Das erste Anzeichen dafür, dass eine seitliche Drift aufgetreten sein könnte, ist, dass die Struktur größer ist als erwartet. Zum Beispiel mit einem relativ großen Vollen mit halbem Maximum im Vergleich zu den Präzisionsgrenzwertdaten von Regenstürmen, in diesem Fall 90 Nanometer im Vergleich zu 67 Nanometern. Eine bessere Möglichkeit, Drift zu erkennen, besteht darin, die Lokalisierungen als Funktion der Zeit IE zu vergleichen und zu sehen, ob die Lokalisierungen in den späteren Frames im Vergleich zu denen in frühen Frames verschoben sind.
Dies ist bei Aktinfilamenten deutlich zu erkennen, wenn sie mit einem Farbcode angezeigt werden.

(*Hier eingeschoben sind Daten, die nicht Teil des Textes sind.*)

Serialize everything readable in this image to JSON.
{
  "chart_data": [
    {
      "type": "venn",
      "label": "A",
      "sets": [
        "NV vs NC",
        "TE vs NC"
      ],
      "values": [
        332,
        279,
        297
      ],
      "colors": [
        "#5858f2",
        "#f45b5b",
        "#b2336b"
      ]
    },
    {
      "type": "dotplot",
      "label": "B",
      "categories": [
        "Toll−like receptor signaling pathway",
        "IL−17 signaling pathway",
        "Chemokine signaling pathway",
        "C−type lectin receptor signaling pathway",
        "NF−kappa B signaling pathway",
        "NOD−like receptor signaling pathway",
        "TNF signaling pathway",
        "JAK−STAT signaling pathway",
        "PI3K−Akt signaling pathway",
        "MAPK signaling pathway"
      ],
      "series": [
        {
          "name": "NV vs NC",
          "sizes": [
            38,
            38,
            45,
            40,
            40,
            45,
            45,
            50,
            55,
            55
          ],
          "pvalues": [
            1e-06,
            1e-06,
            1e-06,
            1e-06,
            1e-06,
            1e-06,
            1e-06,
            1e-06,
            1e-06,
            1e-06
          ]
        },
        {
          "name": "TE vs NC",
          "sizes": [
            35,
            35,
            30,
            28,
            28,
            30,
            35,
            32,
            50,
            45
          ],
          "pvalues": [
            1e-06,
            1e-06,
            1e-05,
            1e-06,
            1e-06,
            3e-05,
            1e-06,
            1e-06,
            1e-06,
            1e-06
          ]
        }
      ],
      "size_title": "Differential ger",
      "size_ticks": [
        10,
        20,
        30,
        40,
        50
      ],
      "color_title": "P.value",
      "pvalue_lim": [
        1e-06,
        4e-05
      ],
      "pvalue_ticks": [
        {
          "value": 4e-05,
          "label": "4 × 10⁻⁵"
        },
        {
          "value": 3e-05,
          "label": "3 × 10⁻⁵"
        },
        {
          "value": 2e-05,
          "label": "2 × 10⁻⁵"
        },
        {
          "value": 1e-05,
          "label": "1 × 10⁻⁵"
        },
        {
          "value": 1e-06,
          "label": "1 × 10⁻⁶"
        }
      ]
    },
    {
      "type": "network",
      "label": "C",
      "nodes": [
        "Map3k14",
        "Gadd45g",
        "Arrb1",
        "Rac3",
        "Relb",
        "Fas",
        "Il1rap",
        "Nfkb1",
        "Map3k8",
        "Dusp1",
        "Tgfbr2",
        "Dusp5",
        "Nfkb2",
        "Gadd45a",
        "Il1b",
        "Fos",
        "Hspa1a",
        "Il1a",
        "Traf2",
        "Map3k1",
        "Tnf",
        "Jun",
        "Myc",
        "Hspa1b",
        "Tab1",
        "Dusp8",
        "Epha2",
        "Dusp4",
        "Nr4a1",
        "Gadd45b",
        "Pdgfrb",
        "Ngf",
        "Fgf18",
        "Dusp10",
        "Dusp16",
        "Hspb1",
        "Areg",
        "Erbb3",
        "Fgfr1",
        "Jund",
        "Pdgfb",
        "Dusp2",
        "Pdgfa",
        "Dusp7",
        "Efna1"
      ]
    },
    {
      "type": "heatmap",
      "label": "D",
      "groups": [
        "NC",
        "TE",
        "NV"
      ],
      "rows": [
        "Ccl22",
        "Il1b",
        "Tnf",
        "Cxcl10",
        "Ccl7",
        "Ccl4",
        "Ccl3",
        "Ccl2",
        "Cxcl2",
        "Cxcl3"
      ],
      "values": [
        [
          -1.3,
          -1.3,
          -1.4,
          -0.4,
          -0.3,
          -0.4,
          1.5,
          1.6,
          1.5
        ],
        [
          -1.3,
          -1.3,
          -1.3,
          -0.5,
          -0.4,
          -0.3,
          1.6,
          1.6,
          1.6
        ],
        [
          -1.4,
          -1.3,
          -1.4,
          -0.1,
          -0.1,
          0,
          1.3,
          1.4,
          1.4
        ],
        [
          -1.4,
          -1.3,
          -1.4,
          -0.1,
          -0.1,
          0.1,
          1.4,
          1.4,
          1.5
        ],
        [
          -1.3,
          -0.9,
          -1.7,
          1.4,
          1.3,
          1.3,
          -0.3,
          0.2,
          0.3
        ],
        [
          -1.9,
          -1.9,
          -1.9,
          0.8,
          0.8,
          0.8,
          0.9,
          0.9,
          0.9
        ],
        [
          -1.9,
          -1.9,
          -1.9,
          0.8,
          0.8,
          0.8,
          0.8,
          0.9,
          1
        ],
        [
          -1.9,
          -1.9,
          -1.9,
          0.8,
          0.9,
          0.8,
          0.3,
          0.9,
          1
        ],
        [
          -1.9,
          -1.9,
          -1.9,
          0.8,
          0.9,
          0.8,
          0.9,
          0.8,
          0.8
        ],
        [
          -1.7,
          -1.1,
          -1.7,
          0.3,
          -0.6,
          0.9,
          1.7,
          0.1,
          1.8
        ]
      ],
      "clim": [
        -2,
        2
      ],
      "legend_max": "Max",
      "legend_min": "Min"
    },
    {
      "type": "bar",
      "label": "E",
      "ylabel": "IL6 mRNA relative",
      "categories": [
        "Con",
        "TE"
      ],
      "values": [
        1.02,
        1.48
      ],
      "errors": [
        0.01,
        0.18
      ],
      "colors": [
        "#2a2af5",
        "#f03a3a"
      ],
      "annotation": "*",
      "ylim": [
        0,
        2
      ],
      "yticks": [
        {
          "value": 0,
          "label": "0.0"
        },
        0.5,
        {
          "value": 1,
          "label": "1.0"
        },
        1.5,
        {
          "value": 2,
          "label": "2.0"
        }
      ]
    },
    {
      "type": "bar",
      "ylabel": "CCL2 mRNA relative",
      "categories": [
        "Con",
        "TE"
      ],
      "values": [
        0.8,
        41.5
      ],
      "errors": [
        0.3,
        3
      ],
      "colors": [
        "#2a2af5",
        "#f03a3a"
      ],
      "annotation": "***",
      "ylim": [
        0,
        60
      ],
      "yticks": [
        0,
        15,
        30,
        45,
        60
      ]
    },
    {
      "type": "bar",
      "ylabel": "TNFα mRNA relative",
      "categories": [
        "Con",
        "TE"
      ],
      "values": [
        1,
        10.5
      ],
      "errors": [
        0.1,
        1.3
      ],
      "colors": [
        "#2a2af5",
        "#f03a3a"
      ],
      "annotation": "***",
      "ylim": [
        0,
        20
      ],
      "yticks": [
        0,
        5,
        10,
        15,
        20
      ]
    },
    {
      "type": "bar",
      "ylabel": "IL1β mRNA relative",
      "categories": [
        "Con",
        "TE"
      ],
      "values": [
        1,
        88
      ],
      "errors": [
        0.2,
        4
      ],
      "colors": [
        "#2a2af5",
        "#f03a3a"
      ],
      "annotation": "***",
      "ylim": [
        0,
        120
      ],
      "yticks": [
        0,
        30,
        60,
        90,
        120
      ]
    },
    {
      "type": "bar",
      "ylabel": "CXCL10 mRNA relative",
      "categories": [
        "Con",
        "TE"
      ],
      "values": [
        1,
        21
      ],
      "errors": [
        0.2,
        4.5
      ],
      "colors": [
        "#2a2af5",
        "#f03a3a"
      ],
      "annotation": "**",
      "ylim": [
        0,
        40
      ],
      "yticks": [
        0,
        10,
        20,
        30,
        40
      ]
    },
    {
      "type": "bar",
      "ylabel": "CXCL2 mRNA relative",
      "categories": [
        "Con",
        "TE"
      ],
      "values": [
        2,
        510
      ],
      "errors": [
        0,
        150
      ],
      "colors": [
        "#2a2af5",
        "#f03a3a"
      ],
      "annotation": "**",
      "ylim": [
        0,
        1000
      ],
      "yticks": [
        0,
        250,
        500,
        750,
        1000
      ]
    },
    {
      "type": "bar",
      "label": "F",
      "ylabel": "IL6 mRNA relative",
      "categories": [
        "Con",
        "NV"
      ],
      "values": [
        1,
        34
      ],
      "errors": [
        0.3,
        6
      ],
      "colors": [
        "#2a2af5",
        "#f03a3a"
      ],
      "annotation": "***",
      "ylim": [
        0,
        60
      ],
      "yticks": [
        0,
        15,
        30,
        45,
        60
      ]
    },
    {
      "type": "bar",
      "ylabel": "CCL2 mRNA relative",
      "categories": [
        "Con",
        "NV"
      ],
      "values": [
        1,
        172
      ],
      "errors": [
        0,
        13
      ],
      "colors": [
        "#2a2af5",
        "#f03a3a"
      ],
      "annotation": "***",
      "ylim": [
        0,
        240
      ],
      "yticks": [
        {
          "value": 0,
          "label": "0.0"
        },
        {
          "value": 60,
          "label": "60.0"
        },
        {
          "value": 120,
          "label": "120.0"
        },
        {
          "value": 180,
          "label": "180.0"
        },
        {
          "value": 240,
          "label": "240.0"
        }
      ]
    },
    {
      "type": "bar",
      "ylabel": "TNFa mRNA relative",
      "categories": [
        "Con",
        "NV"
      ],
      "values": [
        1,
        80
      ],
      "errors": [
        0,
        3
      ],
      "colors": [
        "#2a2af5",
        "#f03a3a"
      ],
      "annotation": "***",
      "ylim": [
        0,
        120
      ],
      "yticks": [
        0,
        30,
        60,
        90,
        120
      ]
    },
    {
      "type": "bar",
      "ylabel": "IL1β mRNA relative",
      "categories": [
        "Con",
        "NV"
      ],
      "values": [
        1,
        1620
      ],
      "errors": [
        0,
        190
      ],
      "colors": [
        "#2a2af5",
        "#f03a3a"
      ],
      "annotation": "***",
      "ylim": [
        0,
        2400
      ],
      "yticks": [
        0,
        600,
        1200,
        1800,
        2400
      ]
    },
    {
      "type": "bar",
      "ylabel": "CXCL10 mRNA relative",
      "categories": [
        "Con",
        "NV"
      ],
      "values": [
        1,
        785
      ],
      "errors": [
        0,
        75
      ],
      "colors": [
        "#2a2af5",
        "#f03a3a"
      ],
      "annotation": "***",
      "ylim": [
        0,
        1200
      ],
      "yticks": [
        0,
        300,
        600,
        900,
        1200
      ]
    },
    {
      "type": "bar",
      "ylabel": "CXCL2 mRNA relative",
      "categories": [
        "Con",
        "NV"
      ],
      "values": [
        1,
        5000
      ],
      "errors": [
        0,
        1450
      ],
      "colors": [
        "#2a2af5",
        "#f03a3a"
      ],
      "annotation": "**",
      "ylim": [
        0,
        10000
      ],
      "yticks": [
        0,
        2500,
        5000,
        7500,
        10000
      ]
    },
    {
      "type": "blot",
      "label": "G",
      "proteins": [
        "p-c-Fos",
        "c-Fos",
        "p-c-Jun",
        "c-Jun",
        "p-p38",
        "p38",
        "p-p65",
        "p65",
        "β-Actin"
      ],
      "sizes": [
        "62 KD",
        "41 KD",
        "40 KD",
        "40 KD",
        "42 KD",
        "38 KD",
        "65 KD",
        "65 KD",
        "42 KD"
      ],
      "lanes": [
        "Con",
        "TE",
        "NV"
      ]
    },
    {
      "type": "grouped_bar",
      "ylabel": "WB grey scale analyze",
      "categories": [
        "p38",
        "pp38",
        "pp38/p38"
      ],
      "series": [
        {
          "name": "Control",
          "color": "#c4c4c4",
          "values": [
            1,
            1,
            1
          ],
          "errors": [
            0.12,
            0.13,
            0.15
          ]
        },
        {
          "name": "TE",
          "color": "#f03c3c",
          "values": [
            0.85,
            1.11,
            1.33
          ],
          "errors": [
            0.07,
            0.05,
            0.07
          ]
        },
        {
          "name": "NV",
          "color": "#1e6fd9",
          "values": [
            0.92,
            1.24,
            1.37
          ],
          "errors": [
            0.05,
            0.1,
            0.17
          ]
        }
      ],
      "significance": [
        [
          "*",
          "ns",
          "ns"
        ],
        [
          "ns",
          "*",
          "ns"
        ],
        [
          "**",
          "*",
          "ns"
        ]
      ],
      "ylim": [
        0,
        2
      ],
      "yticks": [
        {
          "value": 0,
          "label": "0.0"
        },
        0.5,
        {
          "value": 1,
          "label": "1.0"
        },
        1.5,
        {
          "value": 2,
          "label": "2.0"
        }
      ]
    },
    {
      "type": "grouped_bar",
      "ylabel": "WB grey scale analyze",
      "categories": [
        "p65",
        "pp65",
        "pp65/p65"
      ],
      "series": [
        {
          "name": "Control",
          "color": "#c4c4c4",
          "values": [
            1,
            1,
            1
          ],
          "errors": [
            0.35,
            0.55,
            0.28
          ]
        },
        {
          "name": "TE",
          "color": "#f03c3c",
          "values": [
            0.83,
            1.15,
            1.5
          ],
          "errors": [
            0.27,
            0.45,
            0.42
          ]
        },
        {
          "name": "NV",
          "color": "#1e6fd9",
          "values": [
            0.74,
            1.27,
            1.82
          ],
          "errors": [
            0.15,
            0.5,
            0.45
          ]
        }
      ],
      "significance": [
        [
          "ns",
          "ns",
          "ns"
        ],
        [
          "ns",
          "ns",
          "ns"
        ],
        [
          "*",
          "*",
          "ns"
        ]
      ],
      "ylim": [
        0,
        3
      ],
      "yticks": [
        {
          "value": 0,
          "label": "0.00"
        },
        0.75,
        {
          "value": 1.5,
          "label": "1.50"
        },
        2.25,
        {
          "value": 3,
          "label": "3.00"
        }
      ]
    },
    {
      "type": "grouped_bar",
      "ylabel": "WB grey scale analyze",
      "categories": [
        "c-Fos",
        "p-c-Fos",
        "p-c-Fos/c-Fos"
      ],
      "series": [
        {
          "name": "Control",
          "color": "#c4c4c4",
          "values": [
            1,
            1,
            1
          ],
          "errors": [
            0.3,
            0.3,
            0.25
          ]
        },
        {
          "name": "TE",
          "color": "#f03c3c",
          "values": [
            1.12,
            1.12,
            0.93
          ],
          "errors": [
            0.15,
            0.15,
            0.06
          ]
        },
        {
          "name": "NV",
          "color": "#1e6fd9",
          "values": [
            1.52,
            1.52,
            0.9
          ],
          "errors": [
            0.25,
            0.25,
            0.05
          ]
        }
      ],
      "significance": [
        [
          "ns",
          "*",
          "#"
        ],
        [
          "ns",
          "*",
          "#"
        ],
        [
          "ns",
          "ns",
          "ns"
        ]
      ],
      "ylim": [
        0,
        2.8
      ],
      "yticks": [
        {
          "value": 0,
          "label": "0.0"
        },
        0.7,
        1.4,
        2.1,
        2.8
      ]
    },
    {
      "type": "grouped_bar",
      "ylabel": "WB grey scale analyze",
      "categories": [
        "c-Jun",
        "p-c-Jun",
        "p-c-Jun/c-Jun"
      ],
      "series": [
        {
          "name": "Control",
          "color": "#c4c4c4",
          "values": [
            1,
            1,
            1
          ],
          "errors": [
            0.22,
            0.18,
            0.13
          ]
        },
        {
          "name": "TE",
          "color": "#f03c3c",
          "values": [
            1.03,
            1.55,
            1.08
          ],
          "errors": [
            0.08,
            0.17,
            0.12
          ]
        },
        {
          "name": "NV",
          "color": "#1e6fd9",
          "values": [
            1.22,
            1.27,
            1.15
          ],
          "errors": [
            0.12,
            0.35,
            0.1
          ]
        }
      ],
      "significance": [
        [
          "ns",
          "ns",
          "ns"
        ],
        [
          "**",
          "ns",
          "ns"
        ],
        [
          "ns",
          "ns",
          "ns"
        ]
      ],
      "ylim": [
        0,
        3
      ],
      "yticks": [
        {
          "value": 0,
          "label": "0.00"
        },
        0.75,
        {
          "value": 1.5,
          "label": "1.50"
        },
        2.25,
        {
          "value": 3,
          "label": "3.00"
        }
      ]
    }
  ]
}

Bei Verwendung der Box-Tracking-Funktion in Rainstorm, wie in den Feldern B und C gezeigt, werden die Lokalisierungen mit einer Farbe angezeigt, die der Frame-Nummer entspricht, als sie aufgenommen wurden. Zum Beispiel sind Lokalisierungen aus dem frühen Stadium der Akquisitionssequenz blau, während Lokalisierungen aus dem späten Stadium der Akquisitionssequenz rot sind.
Die verschobenen Farben zeigen an, dass eine Drift stattgefunden hat, um zu messen und zu korrigieren. Für Drift können fluoreszierende Kügelchen mit einem Durchmesser von 100 Nanometern als Passermarken verwendet werden, die Nummern eins bis vier zeigen beschnittene und gezoomte Kügelchen einzeln an. In einem Beispiel, in dem es während der Erfassungsphase eine relativ starke Drift von etwa 100 Nanometern über einen Zeitraum von drei Minuten und 10 Sekunden gibt, kann dieselbe Box-Tracking-Funktion verwendet werden, um die Drift farblich zu kennzeichnen und zu bestätigen, da alle vier Kügelchen in diesem Beispiel nahezu identische Drift aufweisen, es ist möglich, eine von ihnen auszuwählen, in diesem Fall Perle zwei, um sie als Referenz zu verwenden und die Drift zu subtrahieren von den anderen Perlen.
Ein Vergleich mit Panel E zeigt, dass die Querdrift korrigiert wurde. Schließlich können mit epidermalen Wachstumsfaktoren gefärbte Fernazellen verwendet werden, um ein realistisches Beispiel für die Bildauflösung zu geben. In Zellen zeigt Feld A ein beugungsbegrenztes Bild eines Teils einer Helazelle, das auf die Oberfläche der Basalzelle fokussiert ist, wobei die gelben Kästchen die in den Feldern B und C gezeigten interessierenden Bereiche vergrößern, im Gegensatz zu den undeutlichen vergrößerten Interessenbereichen im beugungsbegrenzten Bild.
Die hochauflösenden Bilder sollten eine Mischung aus Clustern zeigen, gelegentlich isolierte einzelne Pixel. Die Cluster werden einen Durchmesser von etwa 100 Nanometern haben und wahrscheinlich der Bildung von Gruben und Vesikeln entsprechen. Der Weg, über den EGF überwiegend herunterreguliert und endozytierte Lokalisationen pro Frame Daten aus Panel D sind, sind in Grafik G dargestellt.Nachdem Sie sich dieses Video angesehen haben, sollten Sie ein gutes Verständnis dafür haben, wie man einige einfache Testproben erstellt, Daten erfasst und qualitativ hochwertige Stürme rekonstruiert, siehe Auflösungsbilder.
Diese Methoden helfen dabei, einige häufige Fallstricke wie Abdrift zu vermeiden und Ihren Sturm zu optimieren. Siehe Auflösungsexperimente.
Dieser Artikel demonstriert die Vorbereitung von Testproben zur Optimierung der Leistung von STORM-Mikroskopie. Er beschreibt die Aufnahme von Rohdaten und die erforderliche Verarbeitung zur Erzeugung von Super-Auflösungsbildern mit einer Auflösung von etwa 30-50 nm.